My husband just reminded me that we have fish sticks which is awesome because I was worried I didn’t have anything to pack my kids for lunch that they wouldn’t eat

@SortaBad

Superman: I’m faster than a speeding bullet, more powerful than a locomotive-
Batman: I fight a penguin and this really persistent clown

@daemonic3

[gets pulled over]

me: problem, officer?

cop: you were swerving, i want you to count backwards from 100 for me

[2hrs 36m later]

me: how was that

cop: did you really need the “bottles of beer on the wall” part before every number

@ArfMeasures

OBITUARY WRITER: How would you describe him?

WIFE: Very still, pale, awful social skills

OBITUARY WRITER: I mean before he died

WIFE: Oh! Haha sorry! Yeah, the same

@XplodingUnicorn

What was the point in making your car louder, bro?

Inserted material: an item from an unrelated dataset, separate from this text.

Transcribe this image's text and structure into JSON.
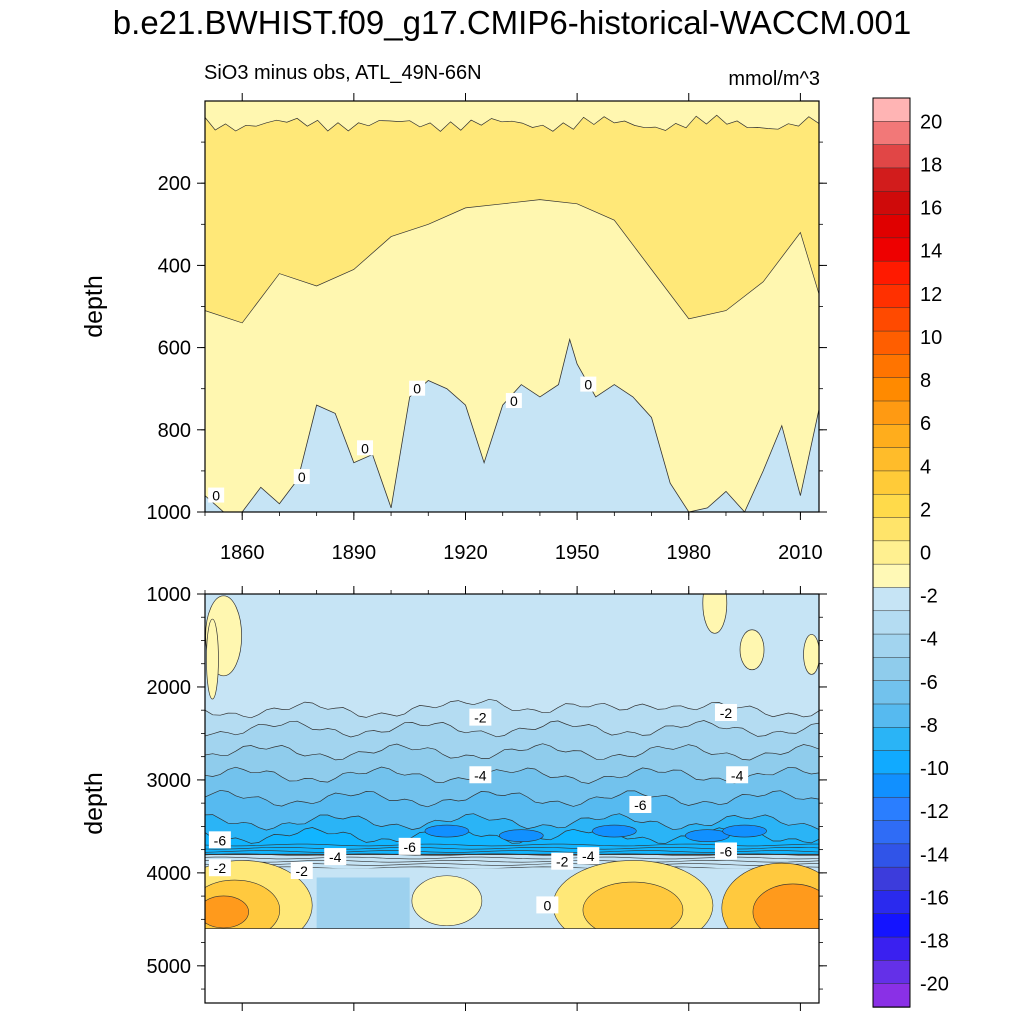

Do you really want women to turn their heads and notice you drive a 1999 Honda Civic?

@YayatiSB

My wife said: Pls go to shop & buy a carton of Milk & if they have eggs, get six. I came back with Six cartons of Milk & told they had eggs.

@stephenjmolloy

Doctor: “I think this patient is dying. What blood type is he?”
Nurse: “B positive.”
Doctor: “Okay. I don’t think this patient is dying.”